Clearly, creating a precedent that will put the fear of old-age poverty into the minds of women who stay at home or work small percentages is the best approach to usher in this era of progress – I cannot think of anything else that would be more effective.
So frankly, when I read that Swiss public television invites three men and only one woman to a discussion about better parental leave for both parents, or as recently as 2019 we still needed a scientific study to finally confirm that children who attend daycare do not have attachment problems compared to those who stay at home with mommy, or that people are surprised that simply reducing the cost of daycare would not magically lead to higher labour market participation for mothers (and seem to conclude that this means that “cost should stay as it is” and not that a single drop cannot turn the tides), it is hard to not feel discouraged.

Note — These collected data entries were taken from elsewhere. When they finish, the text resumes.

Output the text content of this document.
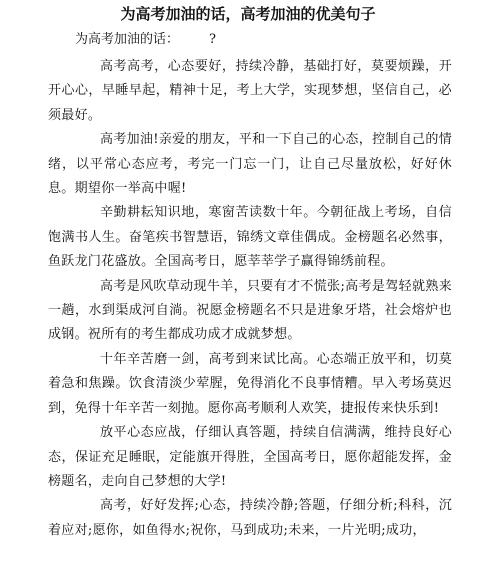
为高考加油的话，高考加油的优美句子

为高考加油的话： ?

高考高考，心态要好，持续冷静，基础打好，莫要烦躁，开开心心，早睡早起，精神十足，考上大学，实现梦想，坚信自己，必须最好。

高考加油!亲爱的朋友，平和一下自己的心态，控制自己的情绪，以平常心态应考，考完一门忘一门，让自己尽量放松，好好休息。期望你一举高中喔!

辛勤耕耘知识地，寒窗苦读数十年。今朝征战上考场，自信饱满书人生。奋笔疾书智慧语，锦绣文章佳偶成。金榜题名必然事，鱼跃龙门花盛放。全国高考日，愿莘莘学子赢得锦绣前程。

高考是风吹草动现牛羊，只要有才不慌张;高考是驾轻就熟来一趟，水到渠成河自淌。祝愿金榜题名不只是进象牙塔，社会熔炉也成钢。祝所有的考生都成功成才成就梦想。

十年辛苦磨一剑，高考到来试比高。心态端正放平和，切莫着急和焦躁。饮食清淡少荤腥，免得消化不良事情糟。早入考场莫迟到，免得十年辛苦一刻抛。愿你高考顺利人欢笑，捷报传来快乐到!

放平心态应战，仔细认真答题，持续自信满满，维持良好心态，保证充足睡眠，定能旗开得胜，全国高考日，愿你超能发挥，金榜题名，走向自己梦想的大学!

高考，好好发挥;心态，持续冷静;答题，仔细分析;科科，沉着应对;愿你，如鱼得水;祝你，马到成功;未来，一片光明;成功，
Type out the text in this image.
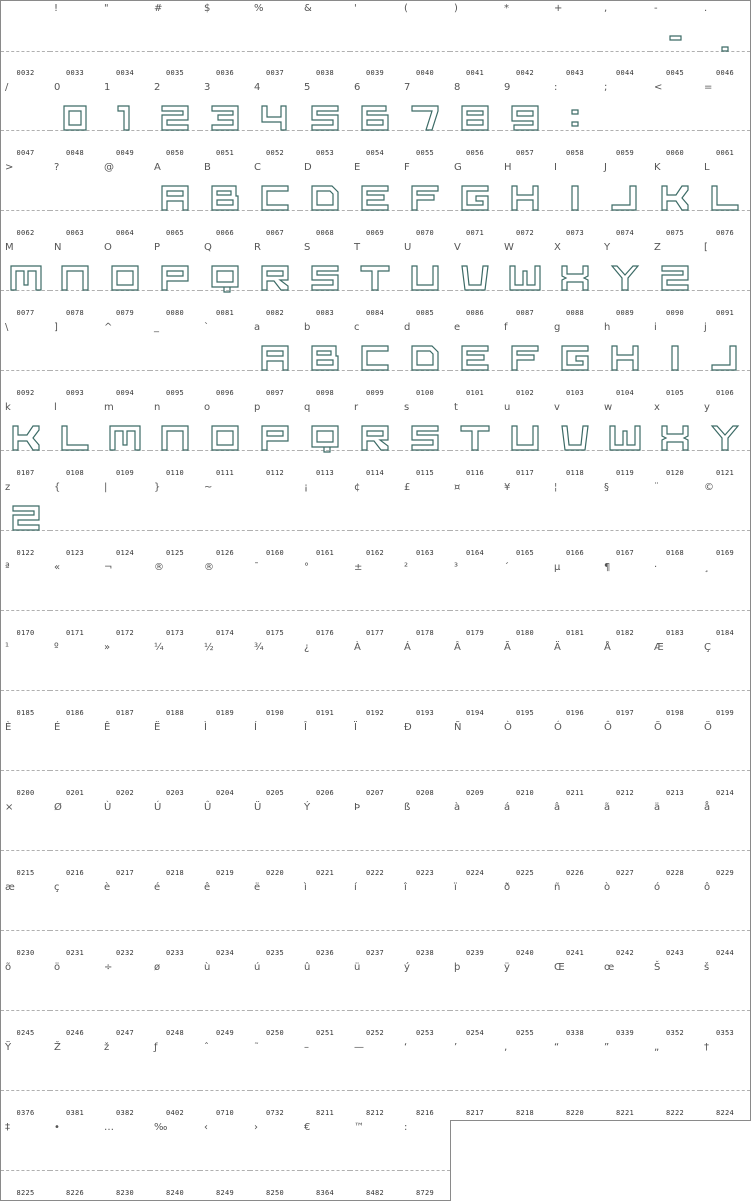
0032
!
0033
"
0034
#
0035
$
0036
%
0037
&
0038
'
0039
(
0040
)
0041
*
0042
+
0043
,
0044
-
0045
.
0046
/
0047
0
0048
1
0049
2
0050
3
0051
4
0052
5
0053
6
0054
7
0055
8
0056
9
0057
:
0058
;
0059
<
0060
=
0061
>
0062
?
0063
@
0064
A
0065
B
0066
C
0067
D
0068
E
0069
F
0070
G
0071
H
0072
I
0073
J
0074
K
0075
L
0076
M
0077
N
0078
O
0079
P
0080
Q
0081
R
0082
S
0083
T
0084
U
0085
V
0086
W
0087
X
0088
Y
0089
Z
0090
[
0091
\
0092
]
0093
^
0094
_
0095
`
0096
a
0097
b
0098
c
0099
d
0100
e
0101
f
0102
g
0103
h
0104
i
0105
j
0106
k
0107
l
0108
m
0109
n
0110
o
0111
p
0112
q
0113
r
0114
s
0115
t
0116
u
0117
v
0118
w
0119
x
0120
y
0121
z
0122
{
0123
|
0124
}
0125
~
0126	0160
¡
0161
¢
0162
£
0163
¤
0164
¥
0165
¦
0166
§
0167
¨
0168
©
0169
ª
0170
«
0171
¬
0172
®
0173
®
0174
¯
0175
°
0176
±
0177
²
0178
³
0179
´
0180
µ
0181
¶
0182
·
0183
¸
0184
¹
0185
º
0186
»
0187
¼
0188
½
0189
¾
0190
¿
0191
À
0192
Á
0193
Â
0194
Ã
0195
Ä
0196
Å
0197
Æ
0198
Ç
0199
È
0200
É
0201
Ê
0202
Ë
0203
Ì
0204
Í
0205
Î
0206
Ï
0207
Đ
0208
Ñ
0209
Ò
0210
Ó
0211
Ô
0212
Õ
0213
Ö
0214
×
0215
Ø
0216
Ù
0217
Ú
0218
Û
0219
Ü
0220
Ý
0221
Þ
0222
ß
0223
à
0224
á
0225
â
0226
ã
0227
ä
0228
å
0229
æ
0230
ç
0231
è
0232
é
0233
ê
0234
ë
0235
ì
0236
í
0237
î
0238
ï
0239
ð
0240
ñ
0241
ò
0242
ó
0243
ô
0244
õ
0245
ö
0246
÷
0247
ø
0248
ù
0249
ú
0250
û
0251
ü
0252
ý
0253
þ
0254
ÿ
0255
Œ
0338
œ
0339
Š
0352
š
0353
Ÿ
0376
Ž
0381
ž
0382
ƒ
0402
ˆ
0710
˜
0732
–
8211
—
8212
‘
8216
’
8217
‚
8218
“
8220
”
8221
„
8222
†
8224
‡
8225
•
8226
…
8230
‰
8240
‹
8249
›
8250
€
8364
™
8482
꞉
8729
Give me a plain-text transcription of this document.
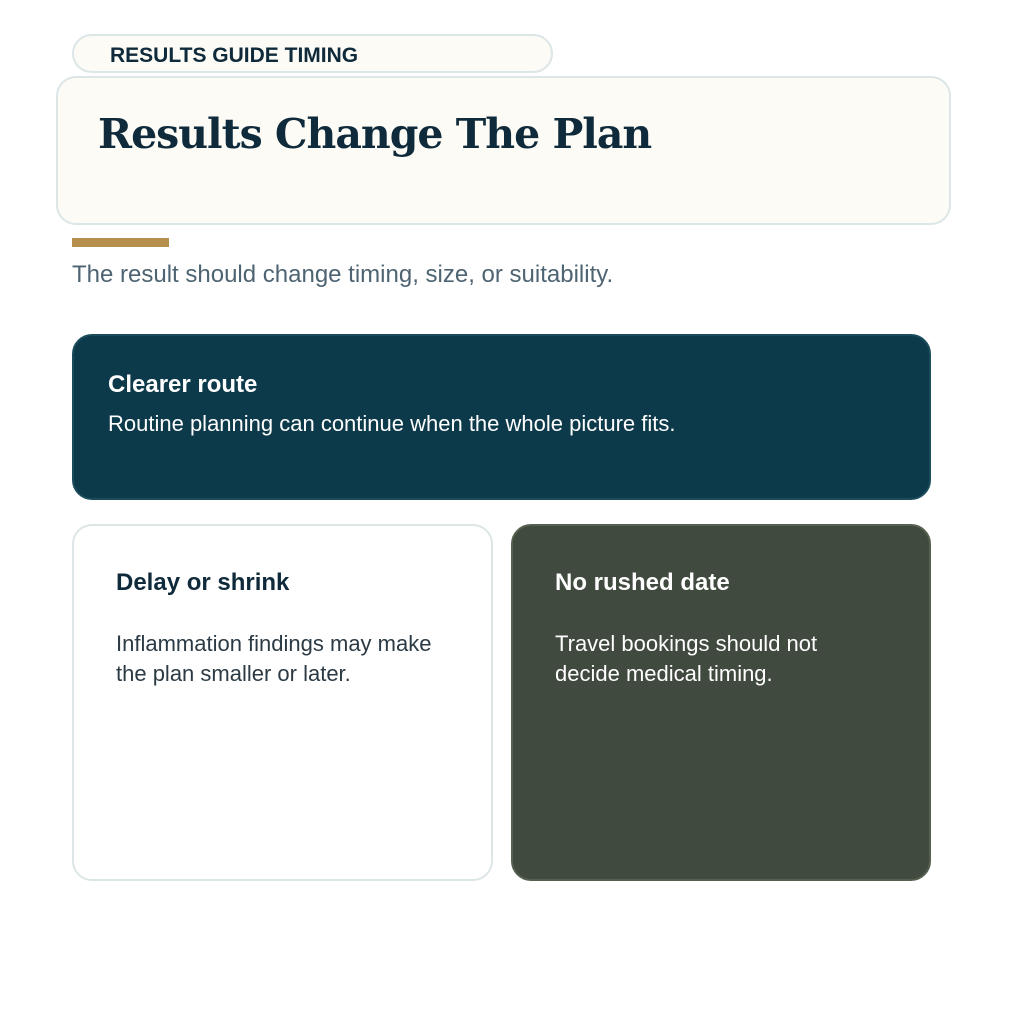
RESULTS GUIDE TIMING
Results Change The Plan

The result should change timing, size, or suitability.

Clearer route

Routine planning can continue when the whole picture fits.

Delay or shrink

Inflammation findings may make the plan smaller or later.

No rushed date

Travel bookings should not decide medical timing.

Yes, women “freely choose” to work part-time, but they do so because society inexorably pushes them towards this decision: our tax system is optimized for one spouse working part-time, public childcare institutions in Switzerland lag far behind the demand, private ones are so expensive that working becomes “not worth it” for whoever has the lower salary in the couple (hint: the woman), there is basically no parental leave for fathers (yes, I know, we recently adopted 2 weeks of parental leave… amazing…), and society constantly sends the message to women that being a good mother means working part-time.
So, to whoever needs to hear this right now: whatever “category” you fall into, I know that it comes with sacrifices and that you are trying your best. You are a rock star. And if you think that maybe you could work towards turning the tide a little bit for all mothers in Switzerland, then more power to you.
And if you are planning to prevent the tide from turning, better grab a life vest.
You know, just to be sure.
I say this purely out of concern for your well-being.
Because what if something really bad happens to you when the tide finally turns?
The truth is that this was a bit of a rant. And that I wanted it to be more structured and better sourced. With pictures and memes and graphs.
But I’m also tired because I am part of that 16% which I didn’t know existed. And I have decided to cut myself some slack because we all know that adding a shiny graph isn’t going to wake up those who have been faking sleep for years just to avoid having to act.